Dini ya Roho Mafuta Pole Africa faithful commemorate 73rd Kolowa massacre anniversary
Thousands of Dini ya Roho Mafuta Pole Africa faithful gathered in Kolowa, Baringo County on Monday to commemorate the 73rd anniversary of the Kolowa Massacre. A monument in memory of those who were killed was constructed at Kolowa.
Arranged in rows, church leaders in white gowns with blue stripes and choir members clad in different uniforms of green, white, and yellow sang and danced to beautiful songs.
At 2 pm sharp, the church followers thronged the tomb of Lucas Pkiech, signifying the time the war started. Led by their church leader, Apostle Arist Kapel, the congregants surrounded the pillar of the tomb. As Aristi held a horn of a cow, he sprinkled holy blessed water around the tomb, and they clapped.
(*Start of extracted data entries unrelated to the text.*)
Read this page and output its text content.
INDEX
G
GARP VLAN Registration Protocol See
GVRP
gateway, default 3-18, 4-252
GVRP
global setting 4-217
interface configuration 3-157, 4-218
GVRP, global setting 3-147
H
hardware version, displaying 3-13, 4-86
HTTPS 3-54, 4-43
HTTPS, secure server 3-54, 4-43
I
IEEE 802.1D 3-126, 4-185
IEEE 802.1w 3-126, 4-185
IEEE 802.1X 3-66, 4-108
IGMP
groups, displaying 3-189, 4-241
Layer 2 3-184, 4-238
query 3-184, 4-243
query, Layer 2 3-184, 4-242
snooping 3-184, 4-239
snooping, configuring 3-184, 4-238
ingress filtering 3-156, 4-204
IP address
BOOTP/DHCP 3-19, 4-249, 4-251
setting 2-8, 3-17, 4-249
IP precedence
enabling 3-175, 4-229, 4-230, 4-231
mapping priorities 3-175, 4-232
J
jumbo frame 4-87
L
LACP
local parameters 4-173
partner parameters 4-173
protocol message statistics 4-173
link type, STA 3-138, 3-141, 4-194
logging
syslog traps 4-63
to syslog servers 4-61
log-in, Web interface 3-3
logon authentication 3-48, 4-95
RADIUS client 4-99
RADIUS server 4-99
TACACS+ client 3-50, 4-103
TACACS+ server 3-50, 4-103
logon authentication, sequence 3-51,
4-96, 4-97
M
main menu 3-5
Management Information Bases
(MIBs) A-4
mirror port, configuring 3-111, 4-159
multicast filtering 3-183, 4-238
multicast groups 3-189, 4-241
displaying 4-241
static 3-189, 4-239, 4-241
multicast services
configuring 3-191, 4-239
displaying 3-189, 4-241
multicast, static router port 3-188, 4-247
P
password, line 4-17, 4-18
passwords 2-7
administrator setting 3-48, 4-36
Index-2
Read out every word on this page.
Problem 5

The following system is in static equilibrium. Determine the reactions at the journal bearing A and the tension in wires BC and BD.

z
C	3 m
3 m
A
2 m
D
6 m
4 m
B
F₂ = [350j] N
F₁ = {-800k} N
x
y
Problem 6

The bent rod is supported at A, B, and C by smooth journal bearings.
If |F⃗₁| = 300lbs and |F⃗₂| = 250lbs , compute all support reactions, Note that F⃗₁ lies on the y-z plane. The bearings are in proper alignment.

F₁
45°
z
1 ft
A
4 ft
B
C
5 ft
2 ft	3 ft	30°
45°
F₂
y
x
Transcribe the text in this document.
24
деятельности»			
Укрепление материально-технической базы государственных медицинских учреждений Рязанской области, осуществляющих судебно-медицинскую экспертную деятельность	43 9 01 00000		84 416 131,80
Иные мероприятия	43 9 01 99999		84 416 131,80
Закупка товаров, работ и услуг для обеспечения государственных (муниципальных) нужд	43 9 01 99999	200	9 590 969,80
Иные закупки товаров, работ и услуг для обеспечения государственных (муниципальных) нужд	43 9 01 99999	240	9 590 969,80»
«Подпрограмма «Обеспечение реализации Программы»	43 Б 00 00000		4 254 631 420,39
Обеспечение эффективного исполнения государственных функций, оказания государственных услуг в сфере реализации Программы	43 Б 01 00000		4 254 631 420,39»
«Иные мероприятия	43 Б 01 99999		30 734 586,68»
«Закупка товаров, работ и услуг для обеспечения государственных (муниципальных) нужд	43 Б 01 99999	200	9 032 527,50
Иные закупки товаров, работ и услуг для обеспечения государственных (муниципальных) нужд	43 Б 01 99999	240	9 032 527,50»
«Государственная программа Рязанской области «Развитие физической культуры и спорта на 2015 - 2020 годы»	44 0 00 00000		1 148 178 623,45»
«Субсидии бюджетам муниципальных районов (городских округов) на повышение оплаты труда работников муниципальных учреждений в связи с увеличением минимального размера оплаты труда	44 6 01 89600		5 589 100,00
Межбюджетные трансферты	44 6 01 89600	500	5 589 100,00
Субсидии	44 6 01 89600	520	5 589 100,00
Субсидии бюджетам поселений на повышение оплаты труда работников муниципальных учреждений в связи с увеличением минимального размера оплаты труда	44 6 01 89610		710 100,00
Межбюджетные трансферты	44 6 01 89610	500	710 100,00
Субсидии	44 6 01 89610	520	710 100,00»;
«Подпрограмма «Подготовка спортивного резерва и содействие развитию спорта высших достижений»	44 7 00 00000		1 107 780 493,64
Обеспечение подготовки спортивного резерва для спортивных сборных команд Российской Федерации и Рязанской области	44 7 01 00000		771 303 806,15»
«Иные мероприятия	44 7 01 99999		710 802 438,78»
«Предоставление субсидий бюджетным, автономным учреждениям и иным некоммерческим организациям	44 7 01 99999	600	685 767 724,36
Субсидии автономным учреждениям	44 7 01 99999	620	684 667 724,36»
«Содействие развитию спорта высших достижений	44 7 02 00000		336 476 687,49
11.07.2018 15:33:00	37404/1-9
The followers knelt down and prayed and blessed those who were killed.
On April 24, 1950, Lucas Pkech and more than 500 other believers of Mafuta Pole lost their lives at Kolowo, where they had congregated to preach the word of God, only to be killed by the colonial government who thought they were making war. Religious leader Lucas Pkech from West Pokot County led over 1,000 congregants from the two counties who were mistaken by the colonialists as their opponents.
Apostle Aristi Kapel says a fight broke out that resulted in great loss of innocent lives in the process of defending themselves with spears against the government who had guns. Four government officers, including the district officers, lost their lives.
According to the General Secretary of the Church, Apostle Raisti Meskina Julius, the colonial government followed them with two lorries of government police from Nginyang and found them at Kolowo, where they were resting and taking meals.